The new measure will require thousands of public pools nationwide to retool their drains, and many will have to buy costly back-up systems to comply with the federal standards. Critics say that many pools will be closed by next May if they are not able to afford the new equipment and installation. The equipment’s cost is not yet available, but Parks and Recreation Department Director Mary Jeanne Hutchison in O’Fallon, Illinois said the drain cover that was initially required in 2007 cost about $9,000, and she suspects the new system will be just as, if not more, expensive. For many pools, completing the new installations by the May deadline will likely be impossible — partly due to repair delays stemming from the winter weather — Hutchison asserted.
The Cosumnes Community Services District in Elk Grove, California, also made a substantial investment, forking out $25,000 for the previous drain cover requirements. Aquatic Supervisor Tom Hellmann explained to the commission that the aquatic centers "that will be [adversely impacted] by such a decision are the local communities after the pools are shut down because of the expense to operate when it is just not necessary."
Republicans on the commission argued that the current drain systems are safe, and that cities and towns throughout the country have already spent thousands of dollars installing drain covers mandated by the 2007 law.
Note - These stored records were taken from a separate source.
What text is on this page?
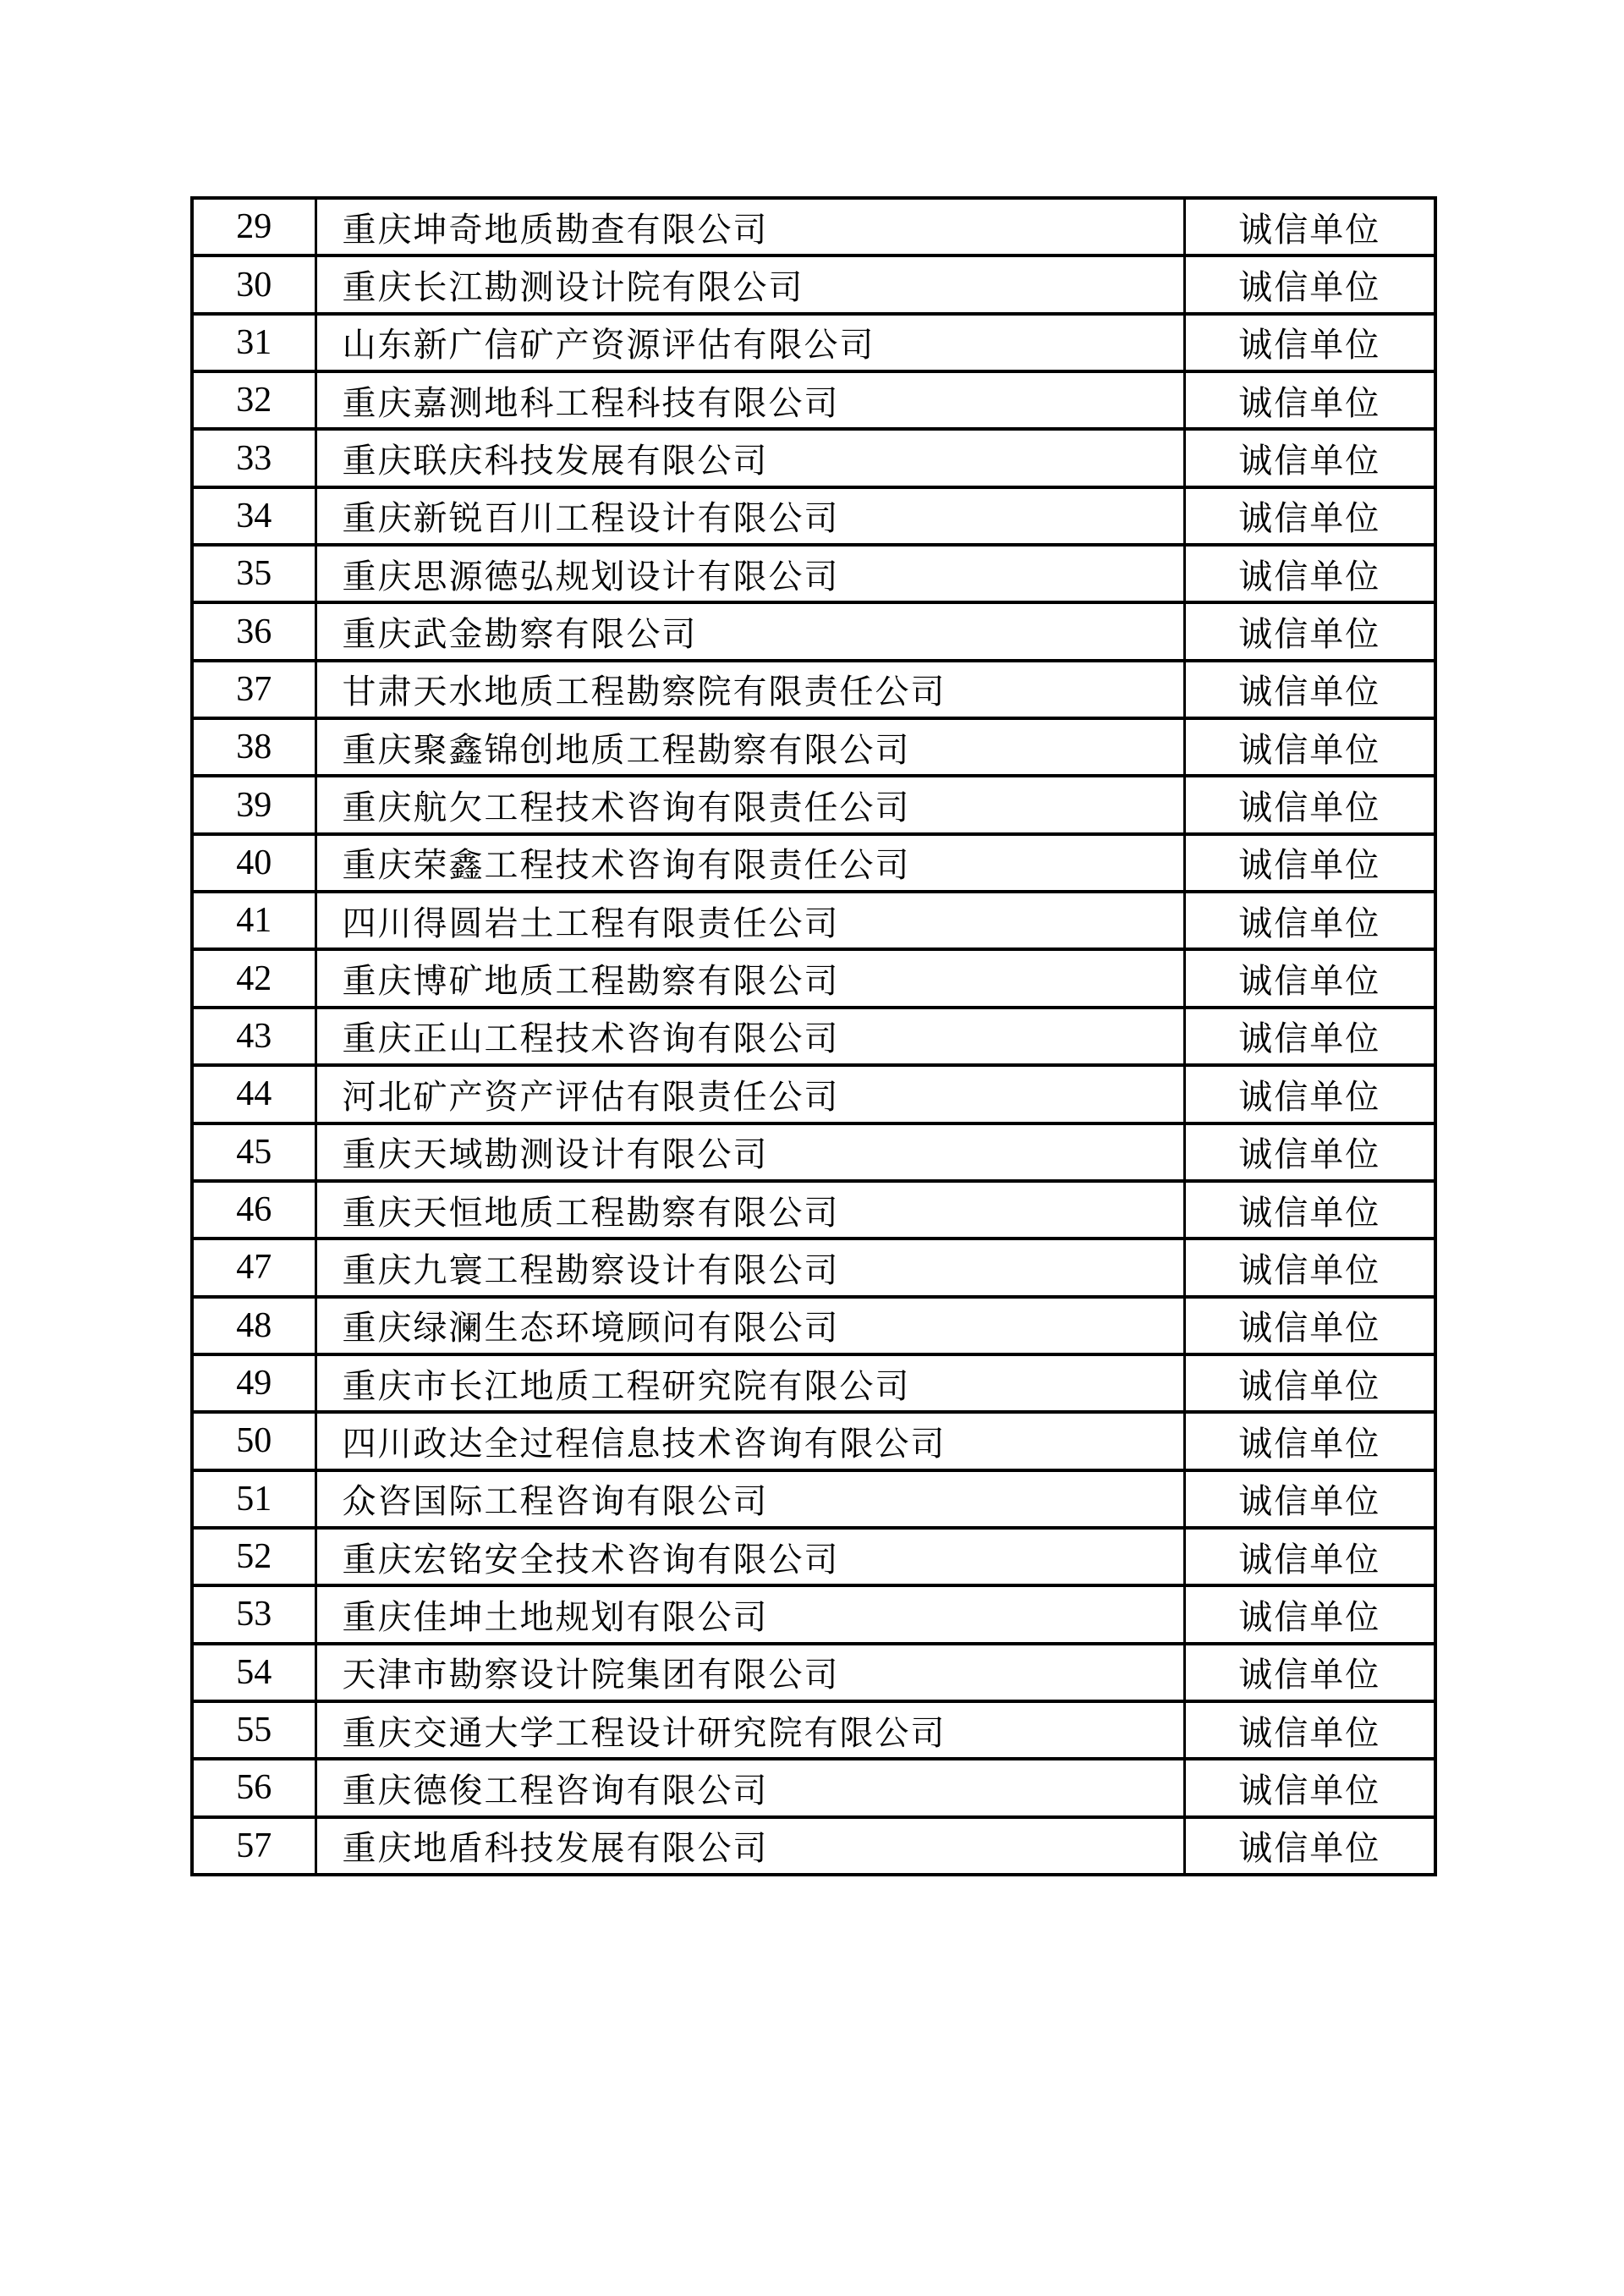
29	重庆坤奇地质勘查有限公司	诚信单位
30	重庆长江勘测设计院有限公司	诚信单位
31	山东新广信矿产资源评估有限公司	诚信单位
32	重庆嘉测地科工程科技有限公司	诚信单位
33	重庆联庆科技发展有限公司	诚信单位
34	重庆新锐百川工程设计有限公司	诚信单位
35	重庆思源德弘规划设计有限公司	诚信单位
36	重庆武金勘察有限公司	诚信单位
37	甘肃天水地质工程勘察院有限责任公司	诚信单位
38	重庆聚鑫锦创地质工程勘察有限公司	诚信单位
39	重庆航欠工程技术咨询有限责任公司	诚信单位
40	重庆荣鑫工程技术咨询有限责任公司	诚信单位
41	四川得圆岩土工程有限责任公司	诚信单位
42	重庆博矿地质工程勘察有限公司	诚信单位
43	重庆正山工程技术咨询有限公司	诚信单位
44	河北矿产资产评估有限责任公司	诚信单位
45	重庆天域勘测设计有限公司	诚信单位
46	重庆天恒地质工程勘察有限公司	诚信单位
47	重庆九寰工程勘察设计有限公司	诚信单位
48	重庆绿澜生态环境顾问有限公司	诚信单位
49	重庆市长江地质工程研究院有限公司	诚信单位
50	四川政达全过程信息技术咨询有限公司	诚信单位
51	众咨国际工程咨询有限公司	诚信单位
52	重庆宏铭安全技术咨询有限公司	诚信单位
53	重庆佳坤土地规划有限公司	诚信单位
54	天津市勘察设计院集团有限公司	诚信单位
55	重庆交通大学工程设计研究院有限公司	诚信单位
56	重庆德俊工程咨询有限公司	诚信单位
57	重庆地盾科技发展有限公司	诚信单位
Further they contended that the mere seconds that pass before the back-ups systems kick in to gear would likely come too late to save a child from drowning.
Tom Lachocki, CEO of the National Swimming Pool Foundation, an organization that provides education and training for healthy aquatic environments, says the new requirements will undoubtedly close pools, and that children will be no safer from the new drain systems. "It doesn’t make sense to increase the financial hardship on pools in a very challenging economic time," he affirmed. "That could result in a reduction of swim lessons, which results in an increase in drowning."
Republican commissioner Anne Northup, a former congresswoman from Kentucky, offered an additional perspective on the decision. She alleged that the vote was largely organized by a pool-safety equipment manufacturer called Vac-Alert, which produces a system that automatically shuts down a drain pump if it becomes blocked. Paul Pennington, founder of the Pool Safety Council and president of Vac-Alert, was a strong advocate of the requirement — not to mention, he helped Wasserman Schultz write the original legislation.